Paul s’ébrouait comme un jeune cheval dont on cherche à entraver les pieds. Jane le suppliait de se calmer et il se roulait de plus belle, brisait les meubles, déchirait des tentures. Elle jugea qu’il fallait user des grands moyens ou on finirait par tout entendre. Elle le prit à plein bras, le baisa sur les oreilles pour mieux l’étourdir.

— Mon pauvre petit prince Charmant !

Il se redressa, un peu plus maître de ses nerfs, eut envie de pleurer et pleura, le front caché dans la robe de la jeune fille.

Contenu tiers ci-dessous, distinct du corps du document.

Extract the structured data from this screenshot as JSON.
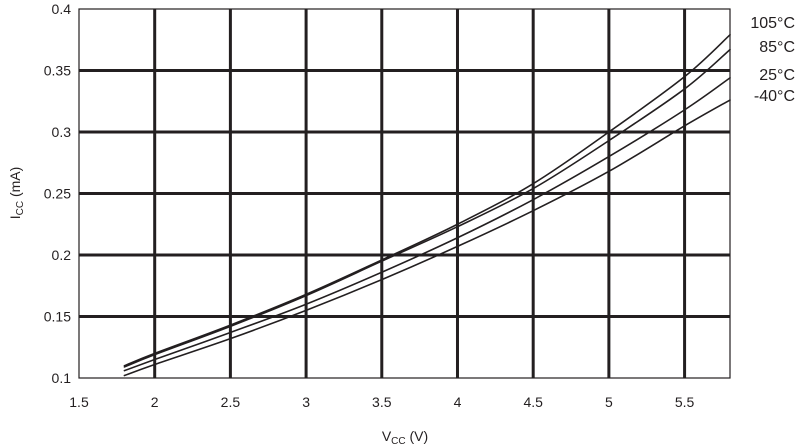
{
  "chart_data": {
    "type": "line",
    "xlabel": {
      "main": "V",
      "sub": "CC",
      "rest": " (V)"
    },
    "ylabel": {
      "main": "I",
      "sub": "CC",
      "rest": " (mA)"
    },
    "xlim": [
      1.5,
      5.8
    ],
    "ylim": [
      0.1,
      0.4
    ],
    "xticks": [
      1.5,
      2,
      2.5,
      3,
      3.5,
      4,
      4.5,
      5,
      5.5
    ],
    "xtick_labels": [
      "1.5",
      "2",
      "2.5",
      "3",
      "3.5",
      "4",
      "4.5",
      "5",
      "5.5"
    ],
    "yticks": [
      0.1,
      0.15,
      0.2,
      0.25,
      0.3,
      0.35,
      0.4
    ],
    "ytick_labels": [
      "0.1",
      "0.15",
      "0.2",
      "0.25",
      "0.3",
      "0.35",
      "0.4"
    ],
    "grid": true,
    "legend": "series labels at right end of curves",
    "line_color": "#231f20",
    "series": [
      {
        "name": "105°C",
        "x": [
          1.8,
          2.0,
          2.5,
          3.0,
          3.5,
          4.0,
          4.5,
          5.0,
          5.5,
          5.8
        ],
        "y": [
          0.11,
          0.12,
          0.143,
          0.168,
          0.196,
          0.225,
          0.258,
          0.3,
          0.345,
          0.379
        ]
      },
      {
        "name": "85°C",
        "x": [
          1.8,
          2.0,
          2.5,
          3.0,
          3.5,
          4.0,
          4.5,
          5.0,
          5.5,
          5.8
        ],
        "y": [
          0.109,
          0.119,
          0.142,
          0.167,
          0.195,
          0.223,
          0.254,
          0.293,
          0.335,
          0.367
        ]
      },
      {
        "name": "25°C",
        "x": [
          1.8,
          2.0,
          2.5,
          3.0,
          3.5,
          4.0,
          4.5,
          5.0,
          5.5,
          5.8
        ],
        "y": [
          0.106,
          0.115,
          0.137,
          0.16,
          0.186,
          0.214,
          0.245,
          0.28,
          0.318,
          0.344
        ]
      },
      {
        "name": "-40°C",
        "x": [
          1.8,
          2.0,
          2.5,
          3.0,
          3.5,
          4.0,
          4.5,
          5.0,
          5.5,
          5.8
        ],
        "y": [
          0.102,
          0.111,
          0.132,
          0.155,
          0.18,
          0.207,
          0.236,
          0.268,
          0.305,
          0.326
        ]
      }
    ]
  }
}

— Je suis bien malheureux, Jane, hoqueta-t-il, elle m’a traité de Prussien ! Comprends-tu ?

— La vilaine femme ! Après tout, ce n’est pas de votre faute.

Du moment qu’on n’ignorait pas ses nouveaux titres, il lui parut important de les proclamer :

— Eh ! Je m’en moque ! Je me pensais Français, voilà que je suis Allemand. Tant pis ! Me faire naturaliser, ça m’occupera. D’ailleurs, le premier qui m’insulte, après elle, je lui envoie mon épée dans la poitrine, c’est une affaire réglée. Sans me vanter, petite, j’en joue pas mal, moi, de l’épée, grâce à mon frère le Prussien… Dis donc ? Tu veux bien qu’on t’embrasse, maintenant ? Tu n’as pas horreur de l’ennemi ?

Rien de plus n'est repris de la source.